Yes, cvs is poor at that. This is a bugfix, not a feature request :)
> 2) atomic checkins of entire patches, fast tags
Yes. changesets against a *group* of files (ie: a patch) needs
to become a first-class citizen.
> 3) graphical 2-way merging tool like bitkeeper has
> (this might not seem essential to people who have
> never used it, but it has saved me many many hours)
Current tkdiff is in fact very good at this. So integration
with that may suit.
The problem I find is that I often want to take (file1+patch) -> file2,
when I don't have file1. But merge tools want to take (file1|file2) -> file3.

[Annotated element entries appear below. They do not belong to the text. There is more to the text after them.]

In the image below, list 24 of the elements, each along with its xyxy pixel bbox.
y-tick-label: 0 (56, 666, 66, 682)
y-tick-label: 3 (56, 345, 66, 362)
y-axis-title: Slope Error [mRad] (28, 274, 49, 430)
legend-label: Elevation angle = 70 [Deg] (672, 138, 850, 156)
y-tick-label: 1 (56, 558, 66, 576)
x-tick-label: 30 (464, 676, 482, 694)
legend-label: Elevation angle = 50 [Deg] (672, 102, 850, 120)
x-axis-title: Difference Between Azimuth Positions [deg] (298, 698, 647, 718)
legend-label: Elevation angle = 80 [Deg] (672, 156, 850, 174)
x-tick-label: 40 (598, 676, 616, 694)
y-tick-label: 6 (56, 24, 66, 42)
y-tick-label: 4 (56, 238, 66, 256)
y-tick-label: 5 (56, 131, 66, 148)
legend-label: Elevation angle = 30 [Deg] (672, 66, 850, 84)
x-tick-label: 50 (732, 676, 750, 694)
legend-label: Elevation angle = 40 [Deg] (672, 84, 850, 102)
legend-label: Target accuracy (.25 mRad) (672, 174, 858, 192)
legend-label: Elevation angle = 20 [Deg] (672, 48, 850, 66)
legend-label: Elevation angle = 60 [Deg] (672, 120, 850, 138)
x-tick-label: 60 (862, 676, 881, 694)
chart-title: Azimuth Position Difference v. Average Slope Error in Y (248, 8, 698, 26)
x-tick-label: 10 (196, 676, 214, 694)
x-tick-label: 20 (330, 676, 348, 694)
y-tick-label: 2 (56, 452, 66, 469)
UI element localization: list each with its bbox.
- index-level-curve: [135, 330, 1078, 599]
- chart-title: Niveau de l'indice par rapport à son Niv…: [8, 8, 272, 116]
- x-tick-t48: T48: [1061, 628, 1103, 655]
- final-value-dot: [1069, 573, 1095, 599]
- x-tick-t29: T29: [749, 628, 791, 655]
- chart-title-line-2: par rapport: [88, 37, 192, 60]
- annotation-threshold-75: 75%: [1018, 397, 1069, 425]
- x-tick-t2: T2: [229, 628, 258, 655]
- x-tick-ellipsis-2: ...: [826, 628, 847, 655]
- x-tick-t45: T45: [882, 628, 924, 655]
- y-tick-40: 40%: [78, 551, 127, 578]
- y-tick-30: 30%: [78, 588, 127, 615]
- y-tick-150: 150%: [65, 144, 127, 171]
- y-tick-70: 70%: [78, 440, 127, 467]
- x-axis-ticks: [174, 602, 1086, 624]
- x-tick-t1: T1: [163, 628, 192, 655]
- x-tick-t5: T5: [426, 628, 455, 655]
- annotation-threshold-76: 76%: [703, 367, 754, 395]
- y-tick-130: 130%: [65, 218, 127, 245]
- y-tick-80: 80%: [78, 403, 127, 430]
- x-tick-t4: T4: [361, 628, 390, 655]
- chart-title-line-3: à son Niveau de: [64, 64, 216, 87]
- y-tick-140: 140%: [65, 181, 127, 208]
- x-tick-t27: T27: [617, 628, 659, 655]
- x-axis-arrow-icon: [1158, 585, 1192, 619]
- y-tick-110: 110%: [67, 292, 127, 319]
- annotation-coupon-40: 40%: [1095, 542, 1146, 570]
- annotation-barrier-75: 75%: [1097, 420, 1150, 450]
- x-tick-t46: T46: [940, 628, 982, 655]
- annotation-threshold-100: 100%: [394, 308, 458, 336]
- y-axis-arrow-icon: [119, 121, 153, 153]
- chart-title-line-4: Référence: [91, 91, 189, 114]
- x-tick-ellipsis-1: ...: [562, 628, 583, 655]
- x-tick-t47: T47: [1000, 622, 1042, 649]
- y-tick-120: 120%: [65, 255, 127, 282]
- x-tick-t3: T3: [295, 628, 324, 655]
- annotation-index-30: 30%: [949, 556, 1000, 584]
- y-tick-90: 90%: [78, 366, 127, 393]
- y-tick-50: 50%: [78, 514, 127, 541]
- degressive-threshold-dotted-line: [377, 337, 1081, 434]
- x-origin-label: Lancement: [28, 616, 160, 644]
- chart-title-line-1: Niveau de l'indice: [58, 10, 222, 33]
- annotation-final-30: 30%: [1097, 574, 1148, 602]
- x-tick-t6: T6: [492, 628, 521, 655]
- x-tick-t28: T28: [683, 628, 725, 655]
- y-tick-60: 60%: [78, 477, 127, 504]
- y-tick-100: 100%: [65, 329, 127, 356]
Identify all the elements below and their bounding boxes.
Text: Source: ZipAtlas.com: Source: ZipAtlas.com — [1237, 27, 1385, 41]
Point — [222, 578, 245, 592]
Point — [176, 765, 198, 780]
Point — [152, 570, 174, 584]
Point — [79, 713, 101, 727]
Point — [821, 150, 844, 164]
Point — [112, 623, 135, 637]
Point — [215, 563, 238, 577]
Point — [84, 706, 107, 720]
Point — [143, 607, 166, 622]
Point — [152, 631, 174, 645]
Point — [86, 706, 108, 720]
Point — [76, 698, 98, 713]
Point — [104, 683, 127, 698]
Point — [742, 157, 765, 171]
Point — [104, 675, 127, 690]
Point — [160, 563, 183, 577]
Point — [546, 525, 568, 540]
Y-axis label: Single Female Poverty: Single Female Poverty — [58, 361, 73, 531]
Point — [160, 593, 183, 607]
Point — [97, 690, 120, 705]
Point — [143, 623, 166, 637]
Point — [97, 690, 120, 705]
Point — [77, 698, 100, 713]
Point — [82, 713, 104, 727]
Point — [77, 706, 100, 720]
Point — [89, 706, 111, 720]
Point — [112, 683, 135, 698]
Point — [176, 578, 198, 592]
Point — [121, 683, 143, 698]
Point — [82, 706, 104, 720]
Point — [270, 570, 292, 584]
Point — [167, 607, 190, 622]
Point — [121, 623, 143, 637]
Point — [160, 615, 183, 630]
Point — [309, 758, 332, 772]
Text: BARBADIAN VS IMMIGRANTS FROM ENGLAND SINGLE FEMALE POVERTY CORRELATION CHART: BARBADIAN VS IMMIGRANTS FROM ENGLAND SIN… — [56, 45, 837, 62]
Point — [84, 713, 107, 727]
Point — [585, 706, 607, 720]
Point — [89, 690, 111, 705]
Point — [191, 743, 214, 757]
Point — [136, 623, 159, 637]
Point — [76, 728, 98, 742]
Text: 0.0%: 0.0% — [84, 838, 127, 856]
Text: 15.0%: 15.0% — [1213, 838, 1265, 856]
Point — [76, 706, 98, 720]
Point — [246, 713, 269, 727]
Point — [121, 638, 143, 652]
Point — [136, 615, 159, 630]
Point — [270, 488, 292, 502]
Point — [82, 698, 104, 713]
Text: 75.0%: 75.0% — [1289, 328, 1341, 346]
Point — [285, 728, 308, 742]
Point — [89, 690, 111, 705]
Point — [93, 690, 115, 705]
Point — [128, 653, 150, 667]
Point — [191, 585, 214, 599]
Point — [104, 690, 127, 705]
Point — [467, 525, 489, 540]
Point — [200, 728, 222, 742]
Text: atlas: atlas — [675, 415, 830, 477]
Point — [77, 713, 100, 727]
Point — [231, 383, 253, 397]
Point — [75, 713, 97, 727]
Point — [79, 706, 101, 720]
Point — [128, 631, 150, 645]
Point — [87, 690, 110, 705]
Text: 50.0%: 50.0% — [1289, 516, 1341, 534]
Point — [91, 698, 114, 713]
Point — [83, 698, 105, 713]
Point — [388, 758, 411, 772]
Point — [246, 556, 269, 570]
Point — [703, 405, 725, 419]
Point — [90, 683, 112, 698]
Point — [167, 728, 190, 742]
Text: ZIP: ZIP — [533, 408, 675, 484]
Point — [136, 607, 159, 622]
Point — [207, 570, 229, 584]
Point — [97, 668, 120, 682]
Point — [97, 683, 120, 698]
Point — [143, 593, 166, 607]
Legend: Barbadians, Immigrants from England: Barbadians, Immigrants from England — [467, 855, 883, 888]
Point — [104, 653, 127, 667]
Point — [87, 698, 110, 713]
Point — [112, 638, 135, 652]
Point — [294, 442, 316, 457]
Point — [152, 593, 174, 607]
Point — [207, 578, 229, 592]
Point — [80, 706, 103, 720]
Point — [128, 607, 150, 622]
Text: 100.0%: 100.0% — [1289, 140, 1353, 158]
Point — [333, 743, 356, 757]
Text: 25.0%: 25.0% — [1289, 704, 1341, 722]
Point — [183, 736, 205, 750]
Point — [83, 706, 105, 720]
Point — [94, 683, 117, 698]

I haven't seen a graphical tool which helps you to wiggle a patch into
a file.
> 4) distributed repositories
>
> 5) ability to exchange changesets by email
These can probably be in version 2...
Probably the requirements of general developers differ from those
of tree-owners. The general developer is always working against
the official tree.
This is a bit extreme perhaps but I'm currently working code which
consists of twelve changesets against 100 files. Many of those
files are changed by multiple changesets. So two things:
1: If I have two changesets applied to a file, and I make a change to
that file, which changeset is it to be associated with?
2: The ability to move a set of changes from one changeset into
another one. ie: split that damn patch up!
But as a starting point I'd say: changesets as a first-class-concept,
and lots of integration with tkdiff.